According to a paper which can be found here:

http://tinyurl.com/2ec73xe

if the norm is Euclidean and the dimension less than five we can take linear combinations of our candidate basis vectors

s1*v1 + ... + sn*vn

where the coefficients si are -1, 0, or 1, and if the linear combination is shorter than one of the basis vectors, we may replace the basis vector with the combination for a new basis. Iterating this proceedure until no more reductions are possible gives a Minkowski reduced basis.

Sadly, it doesn't claim this will be true for, to pick an example wildly at random, Tenney height reduction. However it is so closely allied with the corresponding weighted Euclidean case it seems to me that if you reduce to the Euclidean Minkowski basis you are probably already in the TM basis, and in any case this proceedure really ought to work.

This all started because I was looking at Minkowski reduced bases for rank three lattices, and found that the basis for Portent is [2, 8/7, 12/11] and also found it's a big fat pain to find these the way I did.

Portent, by the way, is the 1029/1024, 385/384 (and 441/440) temperament.

And without the obnoxious PDF locking...

/tuning-math/files/carl/

-C.

--- In tuning-math@yahoogroups.com, "genewardsmith" <genewardsmith@...> wrote:
>
> According to a paper which can be found here:
>
> http://tinyurl.com/2ec73xe
>
> if the norm is Euclidean and the dimension less than five we
> can take linear combinations of our candidate basis vectors
>
> s1*v1 + ... + sn*vn
>
> where the coefficients si are -1, 0, or 1, and if the linear
> combination is shorter than one of the basis vectors, we may
> replace the basis vector with the combination for a new basis.
> Iterating this proceedure until no more reductions are possible
> gives a Minkowski reduced basis.
>
> Sadly, it doesn't claim this will be true for, to pick an
> example wildly at random, Tenney height reduction. However it
> is so closely allied with the corresponding weighted Euclidean
> case it seems to me that if you reduce to the Euclidean Minkowski
> basis you are probably already in the TM basis, and in any case
> this proceedure really ought to work.
>
> This all started because I was looking at Minkowski reduced
> bases for rank three lattices, and found that the basis for
> Portent is [2, 8/7, 12/11] and also found it's a big fat pain
> to find these the way I did.
>
> Portent, by the way, is the 1029/1024, 385/384 (and 441/440)
> temperament.
>

On 20 June 2010 05:06, genewardsmith <genewardsmith@sbcglobal.net> wrote:
> According to a paper which can be found here:
>
> http://tinyurl.com/2ec73xe
>
> if the norm is Euclidean and the dimension less than five we can take linear combinations of our candidate basis vectors
>
> s1*v1 + ... + sn*vn
>
> where the coefficients si are -1, 0, or 1, and if the
> linear combination is shorter than one of the basis vectors,
> we may replace the basis vector with the combination for
> a new basis. Iterating this proceedure until no more
> reductions are possible gives a Minkowski reduced basis.
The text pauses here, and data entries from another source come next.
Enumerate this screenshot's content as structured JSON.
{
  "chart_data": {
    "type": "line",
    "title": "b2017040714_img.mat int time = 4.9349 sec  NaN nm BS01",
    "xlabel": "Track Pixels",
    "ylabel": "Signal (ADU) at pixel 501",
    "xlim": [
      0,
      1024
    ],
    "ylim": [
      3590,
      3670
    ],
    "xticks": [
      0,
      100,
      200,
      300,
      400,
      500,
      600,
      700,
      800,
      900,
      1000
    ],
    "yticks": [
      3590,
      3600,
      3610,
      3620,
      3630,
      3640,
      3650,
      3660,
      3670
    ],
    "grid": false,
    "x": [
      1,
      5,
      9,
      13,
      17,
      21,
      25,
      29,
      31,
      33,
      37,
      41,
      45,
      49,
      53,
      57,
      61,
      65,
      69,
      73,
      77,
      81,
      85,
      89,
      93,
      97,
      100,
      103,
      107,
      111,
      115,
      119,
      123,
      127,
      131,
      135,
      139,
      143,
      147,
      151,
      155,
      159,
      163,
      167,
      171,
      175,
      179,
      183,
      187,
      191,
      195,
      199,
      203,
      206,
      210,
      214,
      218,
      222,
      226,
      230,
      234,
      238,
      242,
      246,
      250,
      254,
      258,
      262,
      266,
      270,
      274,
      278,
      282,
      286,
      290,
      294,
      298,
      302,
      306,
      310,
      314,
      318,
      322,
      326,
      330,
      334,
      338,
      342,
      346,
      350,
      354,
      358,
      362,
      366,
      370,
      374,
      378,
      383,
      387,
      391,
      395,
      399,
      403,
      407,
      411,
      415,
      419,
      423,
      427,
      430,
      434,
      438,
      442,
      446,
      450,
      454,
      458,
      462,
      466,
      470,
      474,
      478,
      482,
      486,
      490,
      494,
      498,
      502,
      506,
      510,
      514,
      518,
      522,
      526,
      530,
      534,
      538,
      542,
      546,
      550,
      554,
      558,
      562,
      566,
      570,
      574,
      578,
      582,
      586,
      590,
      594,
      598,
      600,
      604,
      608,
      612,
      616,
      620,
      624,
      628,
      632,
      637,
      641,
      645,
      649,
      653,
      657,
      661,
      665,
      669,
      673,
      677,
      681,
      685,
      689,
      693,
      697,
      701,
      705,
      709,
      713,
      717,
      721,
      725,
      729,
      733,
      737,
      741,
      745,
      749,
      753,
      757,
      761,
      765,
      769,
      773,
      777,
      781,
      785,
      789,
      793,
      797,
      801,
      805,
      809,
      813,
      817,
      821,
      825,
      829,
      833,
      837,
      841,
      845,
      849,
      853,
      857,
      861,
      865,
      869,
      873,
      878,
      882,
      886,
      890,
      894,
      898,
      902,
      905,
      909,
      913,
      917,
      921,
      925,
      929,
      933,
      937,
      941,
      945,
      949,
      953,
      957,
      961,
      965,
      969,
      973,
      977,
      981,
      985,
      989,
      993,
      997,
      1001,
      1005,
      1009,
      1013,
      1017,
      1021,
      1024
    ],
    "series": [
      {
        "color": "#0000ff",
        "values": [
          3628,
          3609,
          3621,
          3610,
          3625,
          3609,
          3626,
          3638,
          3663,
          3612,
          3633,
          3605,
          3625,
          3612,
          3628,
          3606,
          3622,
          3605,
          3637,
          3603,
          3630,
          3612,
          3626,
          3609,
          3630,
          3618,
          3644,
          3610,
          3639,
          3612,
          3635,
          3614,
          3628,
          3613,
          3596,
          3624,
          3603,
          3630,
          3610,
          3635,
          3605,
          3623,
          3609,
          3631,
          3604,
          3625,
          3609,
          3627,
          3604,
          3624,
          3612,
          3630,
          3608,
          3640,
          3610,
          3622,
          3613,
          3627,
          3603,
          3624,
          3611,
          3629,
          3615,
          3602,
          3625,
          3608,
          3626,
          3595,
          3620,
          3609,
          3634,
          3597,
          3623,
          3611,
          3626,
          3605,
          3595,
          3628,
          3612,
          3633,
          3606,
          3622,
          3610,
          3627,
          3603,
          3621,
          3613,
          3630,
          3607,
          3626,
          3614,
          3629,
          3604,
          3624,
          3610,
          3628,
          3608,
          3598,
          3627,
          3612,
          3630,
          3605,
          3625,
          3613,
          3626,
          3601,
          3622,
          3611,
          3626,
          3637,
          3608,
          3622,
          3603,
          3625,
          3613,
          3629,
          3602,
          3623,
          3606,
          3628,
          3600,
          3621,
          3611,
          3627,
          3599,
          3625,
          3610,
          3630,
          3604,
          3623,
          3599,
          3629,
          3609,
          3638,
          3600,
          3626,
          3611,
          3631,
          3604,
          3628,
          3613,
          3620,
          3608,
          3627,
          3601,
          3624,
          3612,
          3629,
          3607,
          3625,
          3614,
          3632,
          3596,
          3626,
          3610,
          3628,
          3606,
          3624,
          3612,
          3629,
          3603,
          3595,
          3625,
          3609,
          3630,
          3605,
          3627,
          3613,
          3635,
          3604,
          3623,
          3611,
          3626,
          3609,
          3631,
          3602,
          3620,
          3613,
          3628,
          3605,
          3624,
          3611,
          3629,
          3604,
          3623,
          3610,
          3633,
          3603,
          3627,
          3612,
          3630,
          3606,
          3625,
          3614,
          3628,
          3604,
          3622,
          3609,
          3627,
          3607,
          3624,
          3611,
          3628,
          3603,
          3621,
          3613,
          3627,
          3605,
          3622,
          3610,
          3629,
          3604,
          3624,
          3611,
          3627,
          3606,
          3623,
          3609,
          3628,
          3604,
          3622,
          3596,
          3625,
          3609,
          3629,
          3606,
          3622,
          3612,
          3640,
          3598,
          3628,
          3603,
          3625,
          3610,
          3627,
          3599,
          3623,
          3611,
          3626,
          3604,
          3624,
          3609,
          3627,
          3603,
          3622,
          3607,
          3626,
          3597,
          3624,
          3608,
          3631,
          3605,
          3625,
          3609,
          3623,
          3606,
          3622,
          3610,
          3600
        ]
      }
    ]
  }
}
At the start, it says it works for positive definite quadratic forms,
which would include my parametric badness. Later on, the restriction
is a gauge function, which looks like a general norm.

This is certainly useful because it'll apply to my parametric badness.
The reduced basis in a badness space (what'll be a "notation" from
what I remember of Gene's terminology, or its dual) looks like a very
useful thing to be able to find. But I'm finding it difficult to find
for high limits.

All I have to do now is understand this paper . . .

> Sadly, it doesn't claim this will be true for, to pick an example
> wildly at random, Tenney height reduction. However it is
> so closely allied with the corresponding weighted Euclidean
> case it seems to me that if you reduce to the Euclidean
> Minkowski basis you are probably already in the TM basis,
> and in any case this proceedure really ought to work.

Is this the general method or the 4 dimensional case you gave above?
Tenney height looks like a gauge function.

Graham

--- In tuning-math@yahoogroups.com, Graham Breed <gbreed@...> wrote:

> Is this the general method or the 4 dimensional case you gave above?
> Tenney height looks like a gauge function.

Tenney height is a gauge function. However, the restriction to -1, 0, or +1 coefficents is only claimed to be proven for Euclidean gauge functions.